FAIL-CLOSED: when multiplex is active and no scope is installed, an unscoped
read RAISES UnscopedSecretError instead of falling back to os.environ — a
missed/new call site crashes loudly at that line rather than leaking a
cross-profile value. Genuinely-global vars (HERMES_*, PATH, kanban paths,
…) keep reading os.environ via an allowlist. load_env_file/build_profile_
secret_scope parse a profile .env into an isolated dict WITHOUT mutating
os.environ. Off by default => transparent os.getenv behavior.
- hermes_cli/runtime_provider.py: all credential/provider/base-url reads go
through _getenv -> get_secret.
- agent/credential_pool.py: env fallbacks route through get_secret (the
~/.hermes/.env-first preference is preserved and already profile-correct via
the home override).
- tools/mcp_tool.py: MCP config interpolation resolves through
get_secret, so a server's picks up the routed profile's value.
- gateway/run.py: set_multiplex_active() at GatewayRunner init; per-turn .env
reload is a no-op for credentials in multiplex mode (secrets come from the
scope, not global env); _profile_runtime_scope context manager combines the
HERMES_HOME override + secret scope; _run_agent wraps _run_agent_inner in
that scope (resolved via _resolve_profile_home_for_source) when multiplexing.
Propagates into the agent worker thread for free via the existing
copy_context() in _run_in_executor_with_context.
Tests: 13 unit (fail-closed, scope isolation, global allowlist, .env parsing
without environ mutation) + 7 E2E (runtime_provider + MCP interpolation prove
two profiles isolated, unscoped read raises, globals still read environ).
Foundations for serving multiple profiles from one gateway process, inert
when off:
- gateway.multiplex_profiles config flag (default false), round-trips through
GatewayConfig and load_gateway_config (top-level + nested gateway.* form).
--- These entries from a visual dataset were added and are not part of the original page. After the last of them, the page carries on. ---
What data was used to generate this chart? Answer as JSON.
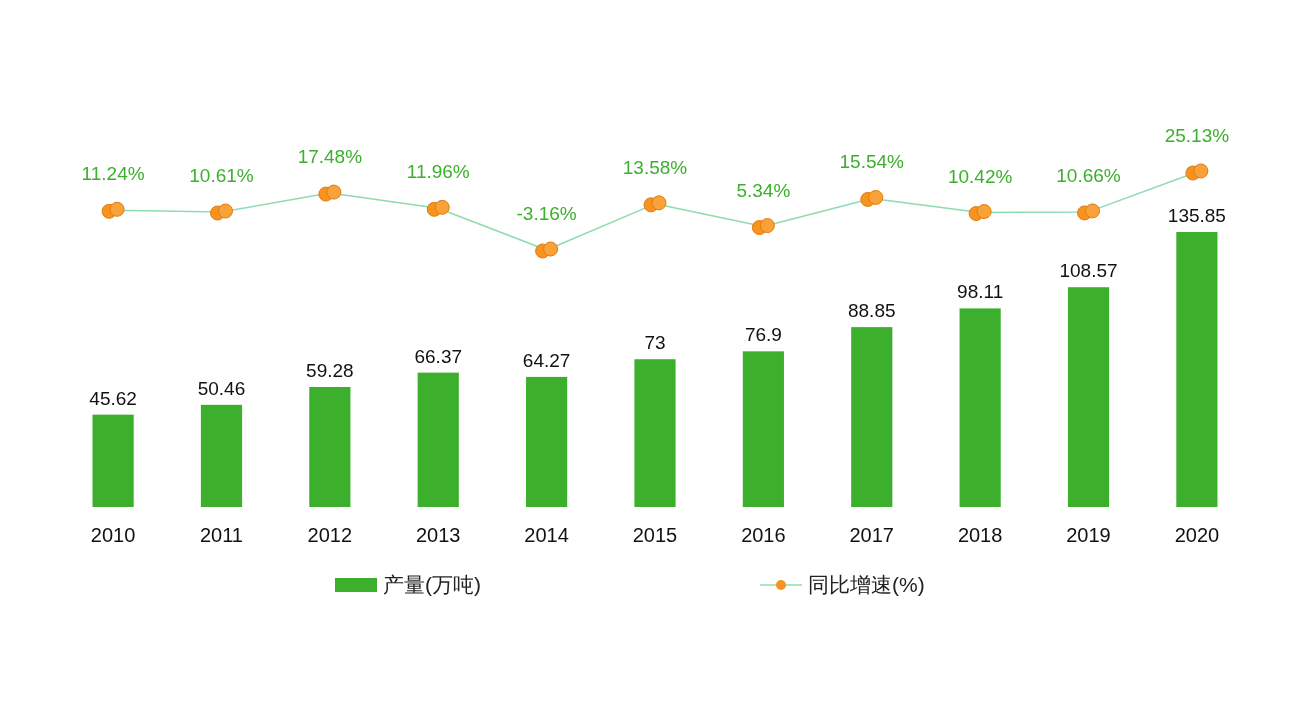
{
  "chart_data": {
    "type": "bar",
    "categories": [
      "2010",
      "2011",
      "2012",
      "2013",
      "2014",
      "2015",
      "2016",
      "2017",
      "2018",
      "2019",
      "2020"
    ],
    "series": [
      {
        "name": "产量(万吨)",
        "color": "#3cb02c",
        "values": [
          45.62,
          50.46,
          59.28,
          66.37,
          64.27,
          73,
          76.9,
          88.85,
          98.11,
          108.57,
          135.85
        ]
      },
      {
        "name": "同比增速(%)",
        "type": "line",
        "axis": "y2",
        "color": "#8ddcb0",
        "values": [
          11.24,
          10.61,
          17.48,
          11.96,
          -3.16,
          13.58,
          5.34,
          15.54,
          10.42,
          10.66,
          25.13
        ],
        "value_labels": [
          "11.24%",
          "10.61%",
          "17.48%",
          "11.96%",
          "-3.16%",
          "13.58%",
          "5.34%",
          "15.54%",
          "10.42%",
          "10.66%",
          "25.13%"
        ]
      }
    ],
    "data_labels": true,
    "legend": "bottom",
    "tick_labels": "x"
  }
}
- hermes_cli.profiles.profiles_to_serve(multiplex): the single chokepoint for
which (profile, HERMES_HOME) pairs the gateway serves. Lightweight dir scan;
active-profile-only when off, default + all named profiles when on.
- build_session_key gains a profile= namespace slot. Default/None reuse the
historical 'agent:main:...' literal BYTE-IDENTICALLY (no session migration,
positional parsers unaffected); a named profile becomes 'agent:<profile>:...'
so two profiles on the same platform/chat never collide.
- SessionStore._resolve_profile_for_key + _session_key_for_source fallback
resolve the namespace from the flag (legacy when off, active profile when on).
Tests: byte-identical-when-off (parametrized), namespace isolation, positional
layout preserved, config round-trip, profiles_to_serve enumeration.